21.06.2017 - UNESCO Office in Kabul

UNESCO Initiates Cultural Projects for IDPs and Returnees

Participatory Theatre Training Sessions for the IDPs and Returnees in Herat © UNESCO | Kaveh Ayreek

20 June 2017 | UNESCO Office in Afghanistan—UNESCO has initiated cultural projects for IDP (Internally Displaced Person) and returnee settlements in Herat, Afghanistan. This initiative contributes to the social integration of the Afghan IDPs and returnees by building their social cohesion through common cultural linkages and the promotion of human rights. Pilot activities with participatory theatre for IDPs and returnees and their host communities have started in the Maslakh (Behzad) and Police Station settlements.

As a country with security challenges and a fragile economy, Afghanistan faces the additional challenge to absorb the influx of returnees and IDPs. The majority of the returnees and those IDPs who have been internally displaced, often find it difficult to integrate socially and culturally. Lack of means to communicate and interact with host communities lessen their capacity to adapt to their new and unfamiliar surroundings.

 Out of the four dimensions used by UNHCR to assess integration—legal, political, economic and social—the promotion of social integration among returnees and IDPs has been a challenge to tackle. To overcome this long-accumulated handicap, and to assist host communities in embracing returnees and IDPs, UNESCO has initiated a project called, “The Right to Culture for Returnees and IDPs,” within the framework of its National Programme for Culture and Creative Economy (NPCE). The project focuses on the social and cultural integration of returnees and IDPs, and will foster the common identity of Afghans, through cultural expression and information exchange.

 With the financial support of the Korean Government, the pilot activities of participatory theater for Herat IDPs and returnees has been started by training youth to re-tell their or their family’s stories. A theater coach and artists from the host community selected young IDPs from different ethnic and provincial backgrounds to work together on the subject of “life.” The theatre piece will be played for audiences in the settlements and in the host community as well. It is envisioned that this process will help bridge the IDPs and host community – with both focusing on the common heritage and rich culture of Afghans.

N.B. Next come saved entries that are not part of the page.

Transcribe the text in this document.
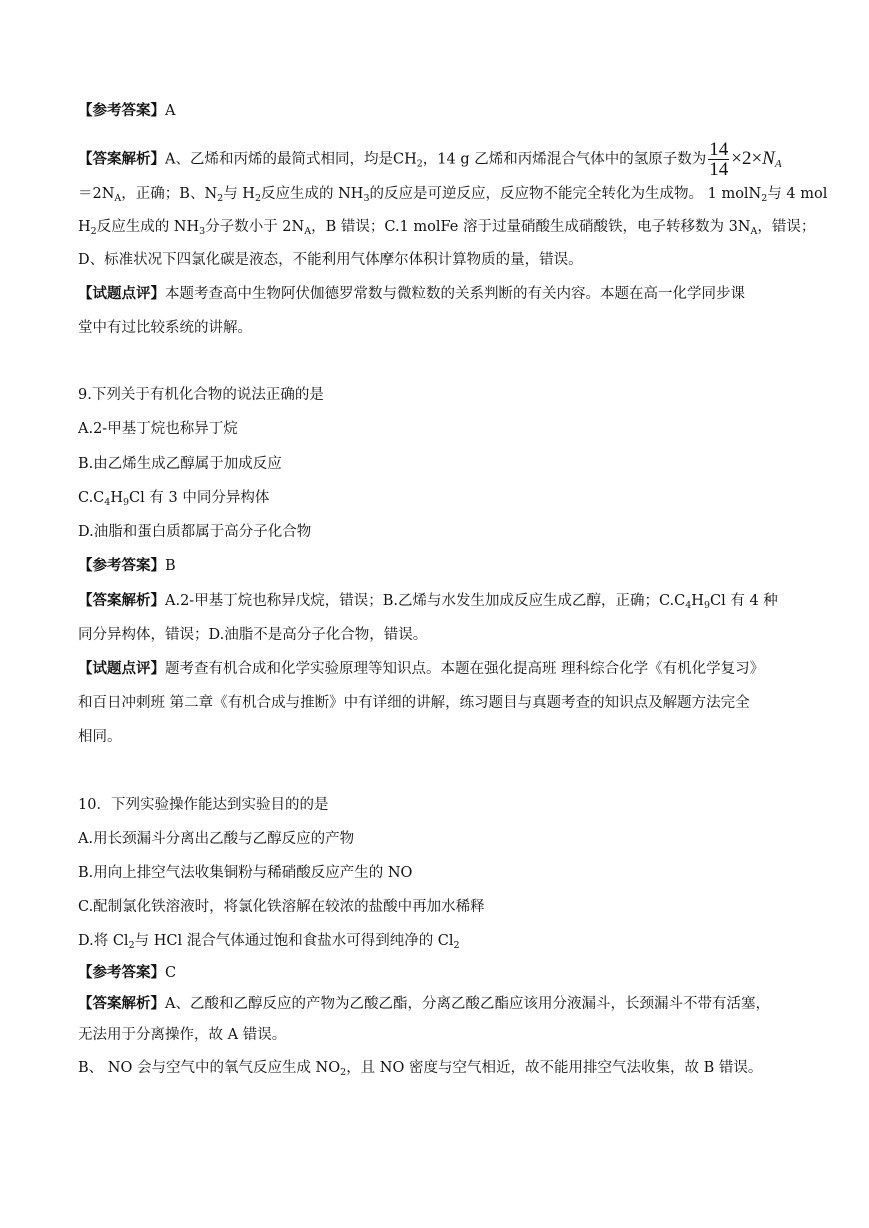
【参考答案】A
【答案解析】A、乙烯和丙烯的最简式相同，均是$CH_2$，14 g 乙烯和丙烯混合气体中的氢原子数为 $\frac{14}{14} \times 2\times N_A$
$=2N_A$，正确；B、$N_2$与 $H_2$反应生成的 $NH_3$的反应是可逆反应，反应物不能完全转化为生成物。 1 molN$_2$与 4 mol
$H_2$反应生成的 $NH_3$分子数小于 $2N_A$，B 错误；C.1 molFe 溶于过量硝酸生成硝酸铁，电子转移数为 $3N_A$，错误；
D、标准状况下四氯化碳是液态，不能利用气体摩尔体积计算物质的量，错误。
【试题点评】本题考查高中生物阿伏伽德罗常数与微粒数的关系判断的有关内容。本题在高一化学同步课
堂中有过比较系统的讲解。
9.下列关于有机化合物的说法正确的是
A.2-甲基丁烷也称异丁烷
B.由乙烯生成乙醇属于加成反应
$C.C_4H_9Cl$ 有 3 中同分异构体
D.油脂和蛋白质都属于高分子化合物
【参考答案】B
【答案解析】A.2-甲基丁烷也称异戊烷，错误；B.乙烯与水发生加成反应生成乙醇，正确；$C.C_4H_9Cl$ 有 4 种
同分异构体，错误；D.油脂不是高分子化合物，错误。
【试题点评】题考查有机合成和化学实验原理等知识点。本题在强化提高班 理科综合化学《有机化学复习》
和百日冲刺班 第二章《有机合成与推断》中有详细的讲解，练习题目与真题考查的知识点及解题方法完全
相同。
10．下列实验操作能达到实验目的的是
A.用长颈漏斗分离出乙酸与乙醇反应的产物
B.用向上排空气法收集铜粉与稀硝酸反应产生的 NO
C.配制氯化铁溶液时，将氯化铁溶解在较浓的盐酸中再加水稀释
D.将 $Cl_2$与 HCl 混合气体通过饱和食盐水可得到纯净的 $Cl_2$
【参考答案】C
【答案解析】A、乙酸和乙醇反应的产物为乙酸乙酯，分离乙酸乙酯应该用分液漏斗，长颈漏斗不带有活塞，
无法用于分离操作，故 A 错误。
B、 NO 会与空气中的氧气反应生成 $NO_2$，且 NO 密度与空气相近，故不能用排空气法收集，故 B 错误。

 Additionally, as a part of this social cohesion project, small grants will be given to Afghan artists and cultural associations in the host regions to support joint cultural initiatives for local communities, IDPs and returnees. UNESCO has mapped artists and art associations in Herat and Nangarhar provinces, and plans to do the same for other provinces receiving returnees and IDPs. The artists will be supported and monitored by UNESCO to develop and bring cultural events and activities to both the displaced and the host communities. Although the projects are small in nature, the various activities are specifically targeted to promote social integration and social cohesion through the promotion of pride in being Afghan and in the commonality of Afghan history and culture.

 UNESCO will be advocating for unity and harmony through the diversity of cultural expressions through this project. The activities that are planned will foster exchange and understanding amongst returnees, IDPs and host communities, while giving voice to the returnees and IDPs which, in itself, is an essential index for social integration. The pilot activities for Nangarhar province will start in July.